Grantland logo

A Rivalry Reversed: Is Duke the New North Carolina?

Ever since Vince Carter and Antawn Jamison left Chapel Hill, the identities of the two schools seem to have slowly shifted.

From vicious elbows to furious comebacks and ballsy game winners, any Duke–North Carolina contest promises to be an instant classic. With both squads ranked in the AP Top 25 and both likely another conference loss away from waving their slim hopes at catching ACC-leading juggernaut Virginia good-bye, there’s plenty of added juice ahead of tonight’s game in Durham. Yet, with all that’s at stake, something feels a bit off about this year’s rendition of Tobacco Road bedlam.

My formative years as a sports fan came in the mid-to-late ’90s, so both of these schools formed distinct identities in my head. After Grant Hill graduated to the professional ranks in the summer of 1994, Duke gravitated toward a collective, the quintessential “whole being greater than the sum of its parts”–type team. Some lean years, including the lost campaign when Mike Krzyzewski missed the second half of the season with a back injury, will force you into that mold.

But while guys like Cherokee Parks and Roshown McLeod were doing their thing for the Blue Devils, the Tar Heels were all about star power. Though it might not have topped the Jordan-era teams in the ’80s, the players who put on the powder blue in the next decade were an impressive lot. Future pros like Rick Fox and Eric Montross anchored the first half of the ’90s, while bland, talentless bums like Rasheed Wallace, Jerry Stackhouse, Vince Carter, and Antawn Jamison closed out the latter part of the century. Did anyone really care who was on Duke when Stackhouse was doing things like this?

Do you remember who coached Jamison and Carter in their last year at UNC? No, you remember Antawn Jamison and Vince Carter.1 Sixteen Tar Heels entered the NBA during the century’s last decade, compared to 13 from Duke — four of whom were rookies in the 2000-01 season.

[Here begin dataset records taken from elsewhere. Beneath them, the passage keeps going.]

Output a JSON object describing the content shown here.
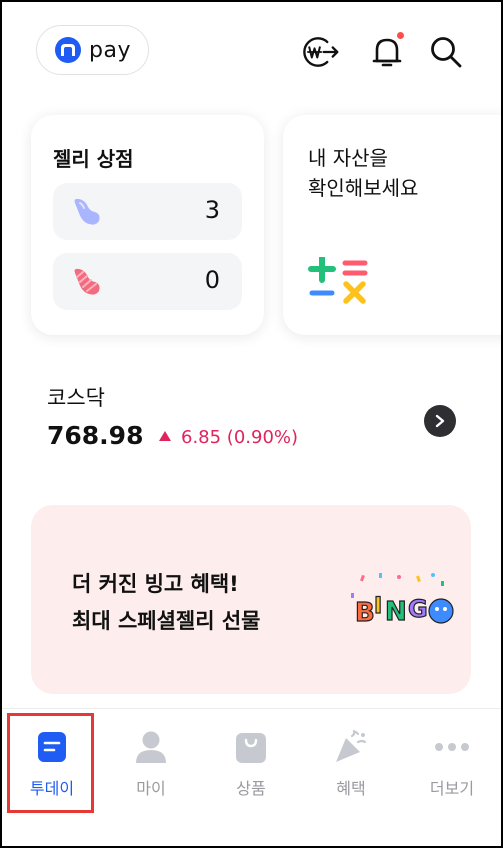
{
  "header": {
    "logo_text": "pay",
    "icons": [
      "kakao-logo-icon",
      "currency-exchange-icon",
      "bell-icon",
      "search-icon"
    ]
  },
  "jelly_store": {
    "title": "젤리 상점",
    "items": [
      {
        "icon": "blue-jelly-icon",
        "count": "3"
      },
      {
        "icon": "red-jelly-icon",
        "count": "0"
      }
    ]
  },
  "asset_card": {
    "title": "내 자산을\n확인해보세요",
    "icon": "calculator-icon"
  },
  "index": {
    "name": "코스닥",
    "value": "768.98",
    "change": "6.85 (0.90%)",
    "direction": "up",
    "up_color": "#e0245e"
  },
  "banner": {
    "line1": "더 커진 빙고 혜택!",
    "line2": "최대 스페셜젤리 선물",
    "background": "#fdeeed",
    "image": "bingo-icon"
  },
  "nav": {
    "items": [
      {
        "label": "투데이",
        "icon": "today-icon",
        "active": true
      },
      {
        "label": "마이",
        "icon": "person-icon",
        "active": false
      },
      {
        "label": "상품",
        "icon": "shopping-bag-icon",
        "active": false
      },
      {
        "label": "혜택",
        "icon": "party-popper-icon",
        "active": false
      },
      {
        "label": "더보기",
        "icon": "more-icon",
        "active": false
      }
    ],
    "accent": "#1e5cf3"
  }
}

It’s probably not a coincidence, then, that all of that talent during the ’90s led to UNC owning the rivalry, winning 14 out of 24 games despite splitting eight contests against Christian Laettner, who was a destroyer of worlds as a college player.


1.

It was Bill Guthridge, by the way.

But ever since the Carter-Jamison duo left Chapel Hill, the identities of the two schools seem to have slowly shifted. From 2000 to 2009, 14 Dukies played their first games in the NBA. Over that same time period, UNC had 13, with almost a third of whom were basically from one class. Ty Lawson, Tyler Hansbrough, Danny Green, and Wayne Ellington were the Four Horsemen of the apocalypse during their time at UNC, terrorizing college basketball while racking up 101 wins over a three-season stretch (2007-09), with five of those wins earned against their hated rival. Yet, over the aughts, it was the Blue Devils who held a 16-9 series edge.

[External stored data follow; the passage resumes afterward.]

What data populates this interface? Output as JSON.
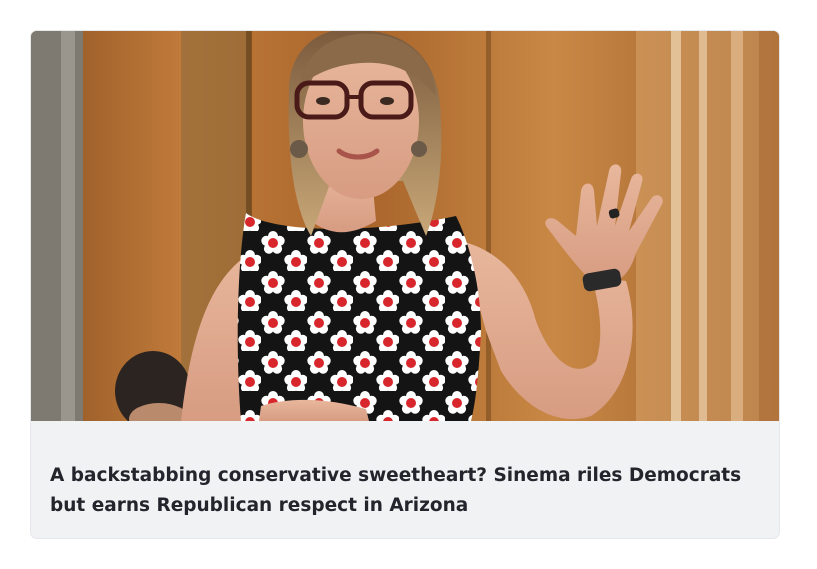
{
  "article": {
    "headline": "A backstabbing conservative sweetheart? Sinema riles Democrats but earns Republican respect in Arizona",
    "image_alt": "Woman with glasses in a black sleeveless dress with white and red flower print, raising her hand in front of a wood-paneled wall"
  },
  "colors": {
    "card_background": "#f1f2f4",
    "headline_text": "#22252b",
    "wood_panel": "#b06a2c",
    "dress": "#141414",
    "flower_petal": "#ffffff",
    "flower_center": "#d8262d"
  }
}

Fast-forward to the current decade, and Duke is now the team with star power, while UNC has become the more consistent, more collective unit. Twelve Duke players — headlined by one-and-done talents like Kyrie Irving (who, of course, didn’t play most of his lone season), Austin Rivers, and Jabari Parker — have seen time in the NBA, and half were first-round picks. Meanwhile, the Tar Heels have produced eight NBA players. As you can probably guess, the record since 2010 is in favor of Duke, 8-3.

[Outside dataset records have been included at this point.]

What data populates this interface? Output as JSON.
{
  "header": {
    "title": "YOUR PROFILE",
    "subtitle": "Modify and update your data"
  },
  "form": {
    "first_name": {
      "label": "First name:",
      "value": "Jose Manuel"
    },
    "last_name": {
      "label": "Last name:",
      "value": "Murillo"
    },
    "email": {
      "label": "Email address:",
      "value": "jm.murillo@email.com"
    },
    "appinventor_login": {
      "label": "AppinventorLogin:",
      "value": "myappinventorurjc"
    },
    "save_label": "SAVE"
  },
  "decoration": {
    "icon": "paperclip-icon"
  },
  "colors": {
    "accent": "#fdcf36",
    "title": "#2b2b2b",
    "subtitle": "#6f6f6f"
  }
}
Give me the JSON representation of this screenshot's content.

marcus-paige-playGrant Halverson/Getty Images

Viewed through a simplistic lens, we can pare the success in this rivalry down to one factor: talent. Over the course of the past decade and a half, it’s clear that since these two programs are so even in most respects, the advantage comes down to whichever school can stockpile the most blue-chip ballers. And thanks to Coach K’s acceptance of one-and-done players coming into his program, Duke is winning this basketball cold war.

Three current Blue Devils — headliner/mega-talent Jahlil Okafor, wing Justise Winslow, and guard Tyus Jones — are potential first-round draft picks, and the first two will almost definitely be lottery picks. In contrast, North Carolina’s most talented prospect is arguably Kennedy Meeks, the 6-foot-9 big man who doesn’t project to go until the second round … if he even gets enough positive feedback to enter the draft. Players like J.P. Tokoto and Marcus Paige aren’t slouches, but they’ll be overshadowed by the presence of Okafor, just like Carter & Co. consistently overshadowed Duke more than 15 years ago.

And even though Okafor and his fellow freshman phenoms may be plying their trade in the NBA next year while Paige, Tokoto, and (possibly) Meeks return for another year at Chapel Hill, the Tar Heels aren’t assured of success. Among the incoming class, Duke is locking horns with UNC over a local recruit named Brandon Ingram, and the Blue Devils have already secured the signature of two other Top 25 prospects: Franklin, Ohio’s Luke Kennard and Las Vegas big man Chase Jeter, the ninth-ranked prospect in his class according to the ESPN top 100. UNC, while vying for the chance to sign Ingram and still on the short list for no. 2 overall prospect Jaylen Brown (though most outlets have speculated Kentucky is the front-runner), has secured only one top-100 player, 95th-ranked Luke Maye.

The question for fans of this rivalry is whether the talent war being won by Duke is part of a cycle destined to turn back UNC’s way or if it’s a true shift in the balance of power. The case for the former can be made by noting that Harrison Barnes, Kendall Marshall, and John Henson were all big-time recruits pulled in by Roy Williams just a few years ago. But it’s also easy to take Coach K’s involvement in USA Basketball2 as a (relatively) new, added leg up in the McDonald’s All American arms race.


2.

And some have!

No matter how you look at it, though, another Carter, Jamison, or Lawson isn’t coming to the rescue for UNC in the near future. If the Tar Heels are going to buck the current downward trend of this rivalry, they’ll have to do more with less. And tonight at Cameron Indoor wouldn’t be the worst place to start.